Labour's social-care and mental-health spokeswoman Barbara Keeley said: "Nine years of failure to fund social care properly means that carers are picking up the pieces of a broken system.

"A Labour government will help carers by introducing free personal care for older people and we will raise the carer's allowance for full-time unpaid carers in line with job-seeker's allowance, and deliver an updated national carers strategy."

Liberal Democrat health spokeswoman Luciana Berger said carers were "unsung heroes".

"In government, Lib Dems will introduce a statutory guarantee of regular respite breaks for unpaid carers and require councils to make regular contact with carers to offer support and signpost services.

"We will also provide a package of carer benefits, such as free leisure centre access, free bus travel for young carers and self-referral to socially prescribed activities and courses."

She said Lib Dems would also raise the amount people can earn before losing their carer's allowance from £123 to £150 a week, and reduce the number of hours' care per week required to qualify for it.

The Conservative Party has not yet responded to requests for a comment.



Just love the proposed policies of the political parties as so citied.

Reminded me of that infamous Friday a week or so ago.

River Ryton flowing past my abode ... upto 2 feet deep ... someone throws a sandbag in ... " That will stop the flow ! "

Dream on ...
TAPERS ... and ... how much you could lose for every extra £ 1 earned :


Bonus blow for Greggs staff prompts call for benefit and tax rethink.

Some workers who are on universal credit could keep just £75 of the £300 payout.


Morgan calculated that under current tax and benefit rules, a worker earning less than the tax and NI thresholds of £8,632 a year would typically be left with £111 of the £300 bonus. One earning more than that but less than the upper threshold of £12,500 a year would get just £97.68 while a worker on more than £12,500 a year would end up with £75.48.

Universal credit originally aimed to incentivise claimants to earn more by introducing a work allowance allowing them to keep hold of more of their benefits as their income rose. However, this was cut in 2015, and only partly restored. Claimants’ earnings over and above this allowance are in effect reclaimed at a 63% taper rate.

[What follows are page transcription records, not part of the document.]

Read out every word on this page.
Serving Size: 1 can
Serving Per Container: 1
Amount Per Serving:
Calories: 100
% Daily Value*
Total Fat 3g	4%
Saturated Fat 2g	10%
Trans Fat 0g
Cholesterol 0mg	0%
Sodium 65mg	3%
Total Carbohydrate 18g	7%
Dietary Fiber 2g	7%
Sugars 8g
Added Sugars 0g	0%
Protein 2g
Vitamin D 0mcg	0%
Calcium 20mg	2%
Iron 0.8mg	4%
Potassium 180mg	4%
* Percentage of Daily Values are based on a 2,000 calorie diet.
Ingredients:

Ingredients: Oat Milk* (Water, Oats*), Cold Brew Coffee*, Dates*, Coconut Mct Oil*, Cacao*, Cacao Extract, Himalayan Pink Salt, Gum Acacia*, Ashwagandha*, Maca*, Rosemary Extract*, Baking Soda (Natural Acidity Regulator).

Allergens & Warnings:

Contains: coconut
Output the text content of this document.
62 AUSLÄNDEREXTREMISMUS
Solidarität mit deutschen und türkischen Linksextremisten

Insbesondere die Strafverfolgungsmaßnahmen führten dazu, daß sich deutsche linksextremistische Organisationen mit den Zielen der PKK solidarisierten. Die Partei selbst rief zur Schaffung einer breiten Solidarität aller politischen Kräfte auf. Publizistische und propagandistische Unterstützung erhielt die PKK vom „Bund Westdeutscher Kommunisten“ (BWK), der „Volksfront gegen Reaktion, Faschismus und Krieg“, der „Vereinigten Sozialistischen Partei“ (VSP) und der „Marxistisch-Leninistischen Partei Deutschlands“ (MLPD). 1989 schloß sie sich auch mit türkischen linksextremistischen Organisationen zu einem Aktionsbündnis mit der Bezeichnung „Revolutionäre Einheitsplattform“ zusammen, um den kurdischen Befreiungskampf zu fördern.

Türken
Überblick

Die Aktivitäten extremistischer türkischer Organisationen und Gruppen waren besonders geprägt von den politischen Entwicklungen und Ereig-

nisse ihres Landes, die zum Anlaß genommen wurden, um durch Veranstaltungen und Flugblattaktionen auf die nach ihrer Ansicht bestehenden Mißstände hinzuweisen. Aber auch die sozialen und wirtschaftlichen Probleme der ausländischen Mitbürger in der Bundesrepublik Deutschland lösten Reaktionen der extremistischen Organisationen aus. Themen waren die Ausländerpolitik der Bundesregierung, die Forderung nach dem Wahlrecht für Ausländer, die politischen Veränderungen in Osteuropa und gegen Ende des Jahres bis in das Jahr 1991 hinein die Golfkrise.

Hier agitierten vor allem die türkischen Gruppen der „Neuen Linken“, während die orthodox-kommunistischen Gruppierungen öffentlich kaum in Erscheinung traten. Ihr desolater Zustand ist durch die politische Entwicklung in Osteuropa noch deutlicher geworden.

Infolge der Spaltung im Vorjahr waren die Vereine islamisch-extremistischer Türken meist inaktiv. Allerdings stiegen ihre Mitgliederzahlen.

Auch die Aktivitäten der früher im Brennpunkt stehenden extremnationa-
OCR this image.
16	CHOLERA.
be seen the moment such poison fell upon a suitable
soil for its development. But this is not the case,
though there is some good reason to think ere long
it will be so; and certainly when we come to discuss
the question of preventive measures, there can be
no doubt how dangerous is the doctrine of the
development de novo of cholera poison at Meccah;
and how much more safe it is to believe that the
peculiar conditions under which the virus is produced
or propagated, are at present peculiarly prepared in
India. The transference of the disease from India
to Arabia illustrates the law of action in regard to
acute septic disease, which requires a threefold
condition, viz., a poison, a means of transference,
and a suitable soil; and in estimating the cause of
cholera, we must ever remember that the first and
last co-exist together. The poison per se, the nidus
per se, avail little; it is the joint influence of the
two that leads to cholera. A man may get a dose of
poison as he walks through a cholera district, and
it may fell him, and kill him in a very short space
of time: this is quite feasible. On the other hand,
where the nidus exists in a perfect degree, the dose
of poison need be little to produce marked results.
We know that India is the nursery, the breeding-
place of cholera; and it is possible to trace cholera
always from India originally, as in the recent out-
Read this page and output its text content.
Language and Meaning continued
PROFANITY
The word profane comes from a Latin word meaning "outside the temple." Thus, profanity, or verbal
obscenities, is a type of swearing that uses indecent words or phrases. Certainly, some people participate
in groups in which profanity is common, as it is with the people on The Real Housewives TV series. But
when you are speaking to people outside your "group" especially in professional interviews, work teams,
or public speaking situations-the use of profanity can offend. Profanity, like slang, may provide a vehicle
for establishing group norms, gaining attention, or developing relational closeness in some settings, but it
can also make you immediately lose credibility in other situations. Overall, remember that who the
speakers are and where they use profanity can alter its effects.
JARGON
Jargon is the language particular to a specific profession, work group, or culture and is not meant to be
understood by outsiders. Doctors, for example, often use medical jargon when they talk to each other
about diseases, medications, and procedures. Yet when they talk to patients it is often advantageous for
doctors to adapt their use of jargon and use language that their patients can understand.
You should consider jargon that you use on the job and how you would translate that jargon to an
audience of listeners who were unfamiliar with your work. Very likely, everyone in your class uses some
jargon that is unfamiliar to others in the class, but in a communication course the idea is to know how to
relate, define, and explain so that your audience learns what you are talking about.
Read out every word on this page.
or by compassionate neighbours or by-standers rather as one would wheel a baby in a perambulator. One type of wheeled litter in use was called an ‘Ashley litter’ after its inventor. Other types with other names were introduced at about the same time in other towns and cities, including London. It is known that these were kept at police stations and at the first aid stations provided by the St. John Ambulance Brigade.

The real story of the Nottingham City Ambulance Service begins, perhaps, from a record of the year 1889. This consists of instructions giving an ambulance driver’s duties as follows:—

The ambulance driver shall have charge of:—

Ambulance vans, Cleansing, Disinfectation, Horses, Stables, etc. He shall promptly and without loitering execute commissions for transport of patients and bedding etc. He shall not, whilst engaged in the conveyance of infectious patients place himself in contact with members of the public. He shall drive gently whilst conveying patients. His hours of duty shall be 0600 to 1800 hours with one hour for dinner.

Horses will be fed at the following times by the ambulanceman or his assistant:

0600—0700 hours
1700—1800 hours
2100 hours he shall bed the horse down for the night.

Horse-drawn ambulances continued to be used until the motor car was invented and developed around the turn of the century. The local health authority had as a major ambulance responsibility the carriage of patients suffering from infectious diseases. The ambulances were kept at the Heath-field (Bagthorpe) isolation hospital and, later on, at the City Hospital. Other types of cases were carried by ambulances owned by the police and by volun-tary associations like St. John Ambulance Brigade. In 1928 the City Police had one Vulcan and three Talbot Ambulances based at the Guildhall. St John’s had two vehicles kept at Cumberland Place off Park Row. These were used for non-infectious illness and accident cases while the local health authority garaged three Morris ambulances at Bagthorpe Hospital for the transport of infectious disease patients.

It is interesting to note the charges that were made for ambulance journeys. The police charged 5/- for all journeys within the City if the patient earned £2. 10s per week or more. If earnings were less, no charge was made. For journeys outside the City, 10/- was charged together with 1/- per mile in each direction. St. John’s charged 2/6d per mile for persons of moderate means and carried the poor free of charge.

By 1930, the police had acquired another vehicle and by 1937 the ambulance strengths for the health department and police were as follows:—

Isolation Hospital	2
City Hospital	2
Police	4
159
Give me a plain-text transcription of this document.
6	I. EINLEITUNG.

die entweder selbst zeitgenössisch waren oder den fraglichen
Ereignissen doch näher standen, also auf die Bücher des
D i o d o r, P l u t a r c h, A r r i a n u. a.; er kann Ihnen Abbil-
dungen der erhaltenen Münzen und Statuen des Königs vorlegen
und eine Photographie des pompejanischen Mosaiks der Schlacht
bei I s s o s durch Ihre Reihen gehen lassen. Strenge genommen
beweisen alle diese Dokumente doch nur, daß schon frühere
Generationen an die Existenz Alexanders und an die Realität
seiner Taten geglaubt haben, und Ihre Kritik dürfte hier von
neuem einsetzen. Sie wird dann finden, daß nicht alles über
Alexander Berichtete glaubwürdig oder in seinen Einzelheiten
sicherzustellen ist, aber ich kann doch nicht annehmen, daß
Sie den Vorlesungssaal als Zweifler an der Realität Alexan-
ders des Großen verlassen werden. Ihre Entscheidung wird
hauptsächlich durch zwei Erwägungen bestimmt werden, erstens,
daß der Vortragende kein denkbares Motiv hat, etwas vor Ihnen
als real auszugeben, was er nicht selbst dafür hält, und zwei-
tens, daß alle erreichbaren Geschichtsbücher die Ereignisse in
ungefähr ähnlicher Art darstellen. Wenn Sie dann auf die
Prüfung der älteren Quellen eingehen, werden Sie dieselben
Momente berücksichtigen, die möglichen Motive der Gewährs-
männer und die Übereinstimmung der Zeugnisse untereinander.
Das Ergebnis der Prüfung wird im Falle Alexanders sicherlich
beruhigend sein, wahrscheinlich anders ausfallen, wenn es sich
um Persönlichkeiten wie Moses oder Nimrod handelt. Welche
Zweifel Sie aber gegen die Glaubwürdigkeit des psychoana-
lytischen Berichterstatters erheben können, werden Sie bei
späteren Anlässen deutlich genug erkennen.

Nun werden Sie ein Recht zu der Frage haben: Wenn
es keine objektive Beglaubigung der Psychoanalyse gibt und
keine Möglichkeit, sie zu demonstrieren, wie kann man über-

Torsten Bell, the chief executive of the Resolution Foundation thinktank, said: “While workers on universal credit could lose up to £225 of their £300 cash bonus, that is an argument for the government to lower the taper rate in universal credit, rather than for employers to stop paying their staff more.”


The rise of in-work poverty has become a salient feature of the UK economy in recent years. JRF estimates that stagnant wages and welfare cuts mean about 4 million people are living below the breadline despite being in a job, meaning about one in eight people in the economy were now classified as working poor.



Fine for CUK to follow the DWP's lead for eveyone to find work as a way out of " Poverty " but ...

The odds are heavily stacked up against you doing so ... even a few more hours ... with effective rates of loss of other benefits entered into the equation.

For carers ... even more ... that £ 123 weekly limit and still claim Carers Allowance ... being the most notorious.

Time for CUK to spell out the REAL reality of " Juggling caring with work " ... !!!!!!!!!!!!!!!!